Yes, it is really quite fascinating that the German ultraright that wants to cleanse the Motherland of Untermenschen is so gung-ho "anti-imperialist". Btw, it is not the first time in history that such bizarre red-brown alliances took place:

The German party was then thrown into a new crisis over the Treaty of Rapallo, a peace agreement between Germany and the Soviet Union concluded at the end of April in 1922. This treaty raised the same sort of contradictions as the Ribbentrop-Molotov pact of 1939. How could Communists call for the overthrow of a regime that the Russian party had just pledged to maintain peaceful relations with? Stalin resolved this contradiction in a straightforward manner. He declared that anti-fascist agitation should immediately stop. The Communist Parties of 1922 had not become degenerated and still tried to maintain a revolutionary outlook, no matter the difficulties.

Karl Radek did not help matters unfortunately. He interpreted the Treaty of Rapallo as a go-ahead to support the German bourgeoisie against the dominant European capitalisms, especially France. Germany was forced to sign a punitive reparations agreement after WWI and was not able to satisfy the Entente powers. France then marched into the Ruhr in order to seize control of the mines and steel mills. The German capitalist class screamed bloody murder and proto-fascist armed detachments marched into the Ruhr to confront the French troops.

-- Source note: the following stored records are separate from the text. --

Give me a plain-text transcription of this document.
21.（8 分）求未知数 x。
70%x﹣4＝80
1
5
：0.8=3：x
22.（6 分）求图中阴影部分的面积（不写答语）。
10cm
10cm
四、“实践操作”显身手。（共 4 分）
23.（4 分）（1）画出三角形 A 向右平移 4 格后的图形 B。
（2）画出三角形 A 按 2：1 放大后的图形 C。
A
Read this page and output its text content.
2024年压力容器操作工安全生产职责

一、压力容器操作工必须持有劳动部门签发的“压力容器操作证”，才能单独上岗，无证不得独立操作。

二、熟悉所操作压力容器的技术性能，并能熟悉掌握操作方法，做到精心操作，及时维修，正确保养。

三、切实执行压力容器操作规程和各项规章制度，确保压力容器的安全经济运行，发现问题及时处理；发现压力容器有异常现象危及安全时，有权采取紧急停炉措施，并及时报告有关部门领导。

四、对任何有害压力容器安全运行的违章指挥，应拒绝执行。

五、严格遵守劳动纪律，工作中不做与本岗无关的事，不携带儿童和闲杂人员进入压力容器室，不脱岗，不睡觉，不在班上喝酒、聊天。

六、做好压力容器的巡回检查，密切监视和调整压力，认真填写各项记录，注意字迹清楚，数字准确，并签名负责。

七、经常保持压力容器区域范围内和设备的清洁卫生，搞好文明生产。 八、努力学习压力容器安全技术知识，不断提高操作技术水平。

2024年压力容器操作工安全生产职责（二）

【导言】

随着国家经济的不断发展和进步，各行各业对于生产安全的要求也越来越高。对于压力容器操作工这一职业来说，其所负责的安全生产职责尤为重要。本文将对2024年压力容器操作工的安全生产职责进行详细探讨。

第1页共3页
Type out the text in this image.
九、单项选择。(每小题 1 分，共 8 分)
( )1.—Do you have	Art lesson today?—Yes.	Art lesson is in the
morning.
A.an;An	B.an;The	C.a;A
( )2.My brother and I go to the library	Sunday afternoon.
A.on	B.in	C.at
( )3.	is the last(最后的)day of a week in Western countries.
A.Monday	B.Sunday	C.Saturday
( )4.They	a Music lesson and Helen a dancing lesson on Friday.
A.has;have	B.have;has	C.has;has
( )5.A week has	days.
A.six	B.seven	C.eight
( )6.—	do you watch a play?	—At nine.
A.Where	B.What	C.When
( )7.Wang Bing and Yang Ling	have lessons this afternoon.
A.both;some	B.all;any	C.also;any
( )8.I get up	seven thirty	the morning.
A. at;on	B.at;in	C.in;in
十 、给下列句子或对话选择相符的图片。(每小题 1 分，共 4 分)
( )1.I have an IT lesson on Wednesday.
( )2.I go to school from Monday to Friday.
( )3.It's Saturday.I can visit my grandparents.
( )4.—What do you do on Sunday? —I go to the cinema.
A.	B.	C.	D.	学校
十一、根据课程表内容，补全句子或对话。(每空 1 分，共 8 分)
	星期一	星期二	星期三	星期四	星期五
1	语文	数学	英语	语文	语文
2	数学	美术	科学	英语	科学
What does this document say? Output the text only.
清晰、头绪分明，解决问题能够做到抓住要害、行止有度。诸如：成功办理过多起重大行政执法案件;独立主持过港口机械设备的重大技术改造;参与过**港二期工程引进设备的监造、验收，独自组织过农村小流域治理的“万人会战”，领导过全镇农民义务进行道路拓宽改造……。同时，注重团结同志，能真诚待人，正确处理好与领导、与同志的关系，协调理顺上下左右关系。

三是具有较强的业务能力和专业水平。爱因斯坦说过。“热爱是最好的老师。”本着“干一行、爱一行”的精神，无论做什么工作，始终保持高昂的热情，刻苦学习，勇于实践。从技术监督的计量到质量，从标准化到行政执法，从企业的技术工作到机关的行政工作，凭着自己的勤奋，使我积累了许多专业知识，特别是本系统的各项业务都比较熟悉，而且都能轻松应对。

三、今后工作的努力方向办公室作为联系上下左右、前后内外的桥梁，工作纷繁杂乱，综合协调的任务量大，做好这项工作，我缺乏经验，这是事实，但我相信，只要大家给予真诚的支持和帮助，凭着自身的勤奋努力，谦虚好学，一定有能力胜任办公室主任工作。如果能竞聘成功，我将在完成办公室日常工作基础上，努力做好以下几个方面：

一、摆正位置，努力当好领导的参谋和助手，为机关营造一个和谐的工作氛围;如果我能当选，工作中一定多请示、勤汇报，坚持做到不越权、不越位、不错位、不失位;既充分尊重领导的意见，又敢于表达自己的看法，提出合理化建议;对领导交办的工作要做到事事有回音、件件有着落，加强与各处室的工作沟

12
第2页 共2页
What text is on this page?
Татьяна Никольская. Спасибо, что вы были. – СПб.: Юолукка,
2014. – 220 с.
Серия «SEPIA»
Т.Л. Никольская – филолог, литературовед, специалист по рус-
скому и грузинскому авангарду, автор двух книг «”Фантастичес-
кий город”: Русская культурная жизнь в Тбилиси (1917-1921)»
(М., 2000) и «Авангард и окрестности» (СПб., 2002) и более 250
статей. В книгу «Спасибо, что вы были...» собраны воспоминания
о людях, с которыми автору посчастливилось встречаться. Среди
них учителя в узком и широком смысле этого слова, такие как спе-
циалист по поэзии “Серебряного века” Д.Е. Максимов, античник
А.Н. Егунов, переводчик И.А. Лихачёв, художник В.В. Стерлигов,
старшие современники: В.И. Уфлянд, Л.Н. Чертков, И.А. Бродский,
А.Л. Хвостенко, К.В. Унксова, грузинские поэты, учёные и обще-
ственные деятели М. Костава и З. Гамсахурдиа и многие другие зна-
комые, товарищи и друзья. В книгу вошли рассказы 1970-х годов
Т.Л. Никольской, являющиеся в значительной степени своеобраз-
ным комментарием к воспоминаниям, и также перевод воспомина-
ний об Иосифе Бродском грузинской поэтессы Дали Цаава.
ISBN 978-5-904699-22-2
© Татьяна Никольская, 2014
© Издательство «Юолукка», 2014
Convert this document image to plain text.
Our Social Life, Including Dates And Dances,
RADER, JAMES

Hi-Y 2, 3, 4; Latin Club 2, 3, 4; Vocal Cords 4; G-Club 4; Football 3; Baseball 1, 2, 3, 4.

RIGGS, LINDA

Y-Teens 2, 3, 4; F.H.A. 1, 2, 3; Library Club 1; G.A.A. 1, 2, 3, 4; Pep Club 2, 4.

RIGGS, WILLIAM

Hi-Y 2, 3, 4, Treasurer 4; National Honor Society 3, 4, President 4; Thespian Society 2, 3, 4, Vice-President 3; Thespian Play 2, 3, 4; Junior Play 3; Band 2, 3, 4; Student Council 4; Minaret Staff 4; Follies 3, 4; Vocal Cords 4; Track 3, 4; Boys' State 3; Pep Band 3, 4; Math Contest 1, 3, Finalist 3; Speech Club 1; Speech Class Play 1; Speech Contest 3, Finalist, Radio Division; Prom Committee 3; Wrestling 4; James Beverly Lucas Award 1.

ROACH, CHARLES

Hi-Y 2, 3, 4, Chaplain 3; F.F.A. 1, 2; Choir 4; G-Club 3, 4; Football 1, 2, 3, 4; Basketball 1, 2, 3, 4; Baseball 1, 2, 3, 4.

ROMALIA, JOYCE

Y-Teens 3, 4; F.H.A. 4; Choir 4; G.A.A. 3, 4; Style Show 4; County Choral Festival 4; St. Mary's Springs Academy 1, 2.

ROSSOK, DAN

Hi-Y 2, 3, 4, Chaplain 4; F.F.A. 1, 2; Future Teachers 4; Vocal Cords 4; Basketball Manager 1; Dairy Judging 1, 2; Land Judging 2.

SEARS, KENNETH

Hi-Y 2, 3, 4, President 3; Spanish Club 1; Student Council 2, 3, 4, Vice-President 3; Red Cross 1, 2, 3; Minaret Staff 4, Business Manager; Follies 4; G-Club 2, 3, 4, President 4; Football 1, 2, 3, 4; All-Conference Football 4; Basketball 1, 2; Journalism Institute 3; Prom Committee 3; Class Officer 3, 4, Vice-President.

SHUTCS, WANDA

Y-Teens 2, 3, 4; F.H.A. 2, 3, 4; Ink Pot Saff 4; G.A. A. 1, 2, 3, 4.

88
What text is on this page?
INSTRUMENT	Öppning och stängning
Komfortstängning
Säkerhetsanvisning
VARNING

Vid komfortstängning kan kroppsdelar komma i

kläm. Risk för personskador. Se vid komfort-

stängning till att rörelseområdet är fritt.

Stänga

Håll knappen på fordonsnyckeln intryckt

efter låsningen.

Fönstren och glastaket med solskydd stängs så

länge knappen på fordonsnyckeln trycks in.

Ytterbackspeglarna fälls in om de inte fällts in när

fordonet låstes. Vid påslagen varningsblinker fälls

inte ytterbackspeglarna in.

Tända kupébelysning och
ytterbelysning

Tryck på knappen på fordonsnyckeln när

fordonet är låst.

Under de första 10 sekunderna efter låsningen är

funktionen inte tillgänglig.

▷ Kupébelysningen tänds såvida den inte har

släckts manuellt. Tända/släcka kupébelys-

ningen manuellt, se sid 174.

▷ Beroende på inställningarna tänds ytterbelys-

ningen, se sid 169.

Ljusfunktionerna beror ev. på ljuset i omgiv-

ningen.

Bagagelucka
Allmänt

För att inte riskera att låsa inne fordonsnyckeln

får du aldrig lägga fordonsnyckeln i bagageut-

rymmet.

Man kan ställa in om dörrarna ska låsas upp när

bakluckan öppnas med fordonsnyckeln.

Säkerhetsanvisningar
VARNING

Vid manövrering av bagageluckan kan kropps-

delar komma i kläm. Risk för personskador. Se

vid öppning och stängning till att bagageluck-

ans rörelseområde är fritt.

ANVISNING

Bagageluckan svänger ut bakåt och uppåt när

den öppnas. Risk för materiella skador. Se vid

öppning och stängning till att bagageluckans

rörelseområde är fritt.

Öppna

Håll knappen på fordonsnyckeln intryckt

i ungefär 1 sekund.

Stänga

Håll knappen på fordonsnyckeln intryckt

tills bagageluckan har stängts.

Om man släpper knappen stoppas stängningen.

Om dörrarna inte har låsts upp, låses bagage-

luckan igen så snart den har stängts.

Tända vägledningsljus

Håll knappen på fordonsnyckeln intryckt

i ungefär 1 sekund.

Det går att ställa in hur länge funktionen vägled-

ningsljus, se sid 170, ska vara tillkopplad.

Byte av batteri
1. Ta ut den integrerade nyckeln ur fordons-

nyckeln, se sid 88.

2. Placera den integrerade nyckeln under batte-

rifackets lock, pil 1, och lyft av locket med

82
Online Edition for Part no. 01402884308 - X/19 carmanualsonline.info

Radek interpreted these German right-wing counter-measures as a sign of progressive nationalism and argued that a bloc of all classes was necessary to confront Anglo-French imperialism. At the height of the anti-French armed struggle in the Ruhr, the German Communist Party took Radek's cue and began to issue feelers to the right-wing nationalists.

On June 20, 1922 Radek went completely overboard and made a speech proposing a de facto alliance between the Communists and the Fascists. This, needless to say, was in his capacity as official Comintern representative to the German party. It was at a time when Trotsky was still in good graces in the Soviet Union. Nobody seemed to raise an eyebrow when Radek urged that the Communists commemorate the death of Albert Schlageter, a freecorps figher who died in the Ruhr and was regarded as a martyr of the right-wing, a German Timothy McVeigh so to speak. Radek's stated that "...we believe that the great majority of nationalist minded masses belong not to the camp of the capitalists but to the camp of the Workers."

Radek's lunacy struck a chord with the German Communist ultraleftists who went even further in their enthusiasm for the right-wing fighters. Ruth Fischer gave a speech at a gathering of right-wing students where she echoed fascist themes:

"Whoever cries out against Jewish capital...is already a fighter for his class, even though he may not know it. You are against the stock market jobbers. Fine. Trample the Jewish capitalists down, hang them from the lampposts...But...how do you feel about the big capitalists, the Stinnes, Klockner?...Only in alliance with Russia, Gentlemen of the "folkish" side, can the German people expel French capitalism from the Ruhr region."